Le troisième est Jean-Noël Jeanneney, historien qui a touché à tous les registres. Il a été deux fois secrétaire d’Etat, président de la BNF, de Radio France… Son intérêt pour l’histoire uchronique remonte à loin. Il la pratique avec un évident plaisir, sans le moindre complexe et avec le sentiment, au contraire, que c’est la manifestation d’une vitalité de sa discipline favorite. Il s’est ainsi amusé à raconter un attentat du Petit-Clamart qui aurait réussi, un attentat de Sarajevo qui aurait raté… Alors, bien entendu, les lecteurs friands de notes en bas de pages seront un peu désorientés. Mais Jeanneney en est persuadé, les Français adorent cette approche. Il cite le mot fameux de Gore Vidal : « Une chose est sûre : si Oswald avait tué Khrouchtchev au lieu de Kennedy, Onassis n’aurait pas épousé Mme Khrouchtchev. » Comme quoi même dans les fantaisies uchroniques, il est des raisonnements imparables. Jeanneney a rassemblé tous ces exercices d’uchronie dans un livre qui paraît ces jours-ci sous le titre La République a besoin d’histoire (CNRS Editions).
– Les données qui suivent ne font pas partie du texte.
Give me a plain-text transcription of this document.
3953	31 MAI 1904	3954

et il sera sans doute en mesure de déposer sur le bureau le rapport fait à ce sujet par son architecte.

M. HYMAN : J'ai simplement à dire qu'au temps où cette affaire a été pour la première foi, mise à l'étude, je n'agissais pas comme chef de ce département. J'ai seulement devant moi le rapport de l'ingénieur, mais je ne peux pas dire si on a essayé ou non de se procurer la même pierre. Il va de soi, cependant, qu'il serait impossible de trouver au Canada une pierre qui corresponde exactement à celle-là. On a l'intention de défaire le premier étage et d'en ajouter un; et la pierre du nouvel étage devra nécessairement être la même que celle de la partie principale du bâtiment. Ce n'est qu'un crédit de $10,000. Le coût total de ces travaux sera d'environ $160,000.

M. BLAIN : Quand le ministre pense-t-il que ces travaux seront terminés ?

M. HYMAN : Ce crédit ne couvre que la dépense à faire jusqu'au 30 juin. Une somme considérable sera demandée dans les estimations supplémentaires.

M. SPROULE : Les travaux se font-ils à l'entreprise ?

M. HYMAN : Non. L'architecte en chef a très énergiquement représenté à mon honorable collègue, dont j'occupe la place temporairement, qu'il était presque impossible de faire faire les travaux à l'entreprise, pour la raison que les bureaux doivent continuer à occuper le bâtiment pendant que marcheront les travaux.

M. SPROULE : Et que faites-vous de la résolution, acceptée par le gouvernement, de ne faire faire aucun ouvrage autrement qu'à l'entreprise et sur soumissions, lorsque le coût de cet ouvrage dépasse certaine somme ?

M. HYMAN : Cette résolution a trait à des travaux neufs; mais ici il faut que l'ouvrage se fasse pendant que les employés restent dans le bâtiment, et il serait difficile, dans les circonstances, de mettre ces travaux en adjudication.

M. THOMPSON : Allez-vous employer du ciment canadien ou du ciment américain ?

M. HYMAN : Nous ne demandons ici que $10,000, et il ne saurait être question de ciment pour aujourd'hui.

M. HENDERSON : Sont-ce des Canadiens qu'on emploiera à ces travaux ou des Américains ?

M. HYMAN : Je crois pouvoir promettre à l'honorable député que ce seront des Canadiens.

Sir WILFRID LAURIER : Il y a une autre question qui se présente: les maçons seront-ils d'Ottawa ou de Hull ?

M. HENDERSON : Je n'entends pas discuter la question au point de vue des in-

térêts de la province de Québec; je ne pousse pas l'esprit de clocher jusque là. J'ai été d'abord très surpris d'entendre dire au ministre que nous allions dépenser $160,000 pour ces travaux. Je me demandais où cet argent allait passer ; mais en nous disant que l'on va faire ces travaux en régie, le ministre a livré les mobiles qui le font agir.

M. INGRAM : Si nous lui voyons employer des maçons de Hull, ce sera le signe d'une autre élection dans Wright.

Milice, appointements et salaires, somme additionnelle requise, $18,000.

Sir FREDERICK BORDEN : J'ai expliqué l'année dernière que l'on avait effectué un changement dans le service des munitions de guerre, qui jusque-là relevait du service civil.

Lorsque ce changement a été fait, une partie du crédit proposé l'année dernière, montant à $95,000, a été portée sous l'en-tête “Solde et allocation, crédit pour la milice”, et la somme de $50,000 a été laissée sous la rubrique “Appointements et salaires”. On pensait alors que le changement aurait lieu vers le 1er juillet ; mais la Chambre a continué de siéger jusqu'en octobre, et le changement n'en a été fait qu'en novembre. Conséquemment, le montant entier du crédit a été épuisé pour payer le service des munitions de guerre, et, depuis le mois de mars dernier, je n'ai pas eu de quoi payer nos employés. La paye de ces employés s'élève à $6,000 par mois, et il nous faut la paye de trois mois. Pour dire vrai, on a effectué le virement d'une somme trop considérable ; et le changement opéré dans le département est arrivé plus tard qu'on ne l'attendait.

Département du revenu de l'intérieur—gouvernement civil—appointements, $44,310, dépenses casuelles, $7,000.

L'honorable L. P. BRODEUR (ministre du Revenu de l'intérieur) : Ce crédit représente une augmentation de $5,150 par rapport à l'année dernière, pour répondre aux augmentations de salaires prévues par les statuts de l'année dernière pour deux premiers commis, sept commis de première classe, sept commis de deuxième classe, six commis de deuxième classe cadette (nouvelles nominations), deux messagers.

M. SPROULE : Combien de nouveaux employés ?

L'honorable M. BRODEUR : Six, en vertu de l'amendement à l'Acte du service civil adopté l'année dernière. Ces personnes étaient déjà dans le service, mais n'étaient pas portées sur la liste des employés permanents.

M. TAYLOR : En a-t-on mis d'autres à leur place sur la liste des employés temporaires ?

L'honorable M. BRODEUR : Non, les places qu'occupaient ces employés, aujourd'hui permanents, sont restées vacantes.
Du reste, pour Jeanneney, toute histoire est par définition uchronique. On essaie d’expliquer ce qui s’est passé, pourquoi ça s’est passé, et implicitement, on explique aussi que ça aurait pu se passer autrement. De Gaulle n’était pas obligé de lancer son appel du 18 juin. Et il n’était pas inévitable que Maurice Papon, secrétaire général de la préfecture de la Gironde, ait agi comme il l’a fait. « La restitution de l’efflorescence des possibles est un acte intellectuel difficile mais indispensable si on veut considérer ce qu’a été la liberté de chacun. »
La conversation de table s’achève gaiement sur Les Passantes, la chanson de Brassens dédiée à ces femmes qu’on n’a pas su retenir et dont la rencontre aurait pu modifier notre vie si seulement… Le poète à moustache n’était pas historien, mais il avait le sens de l’uchronie.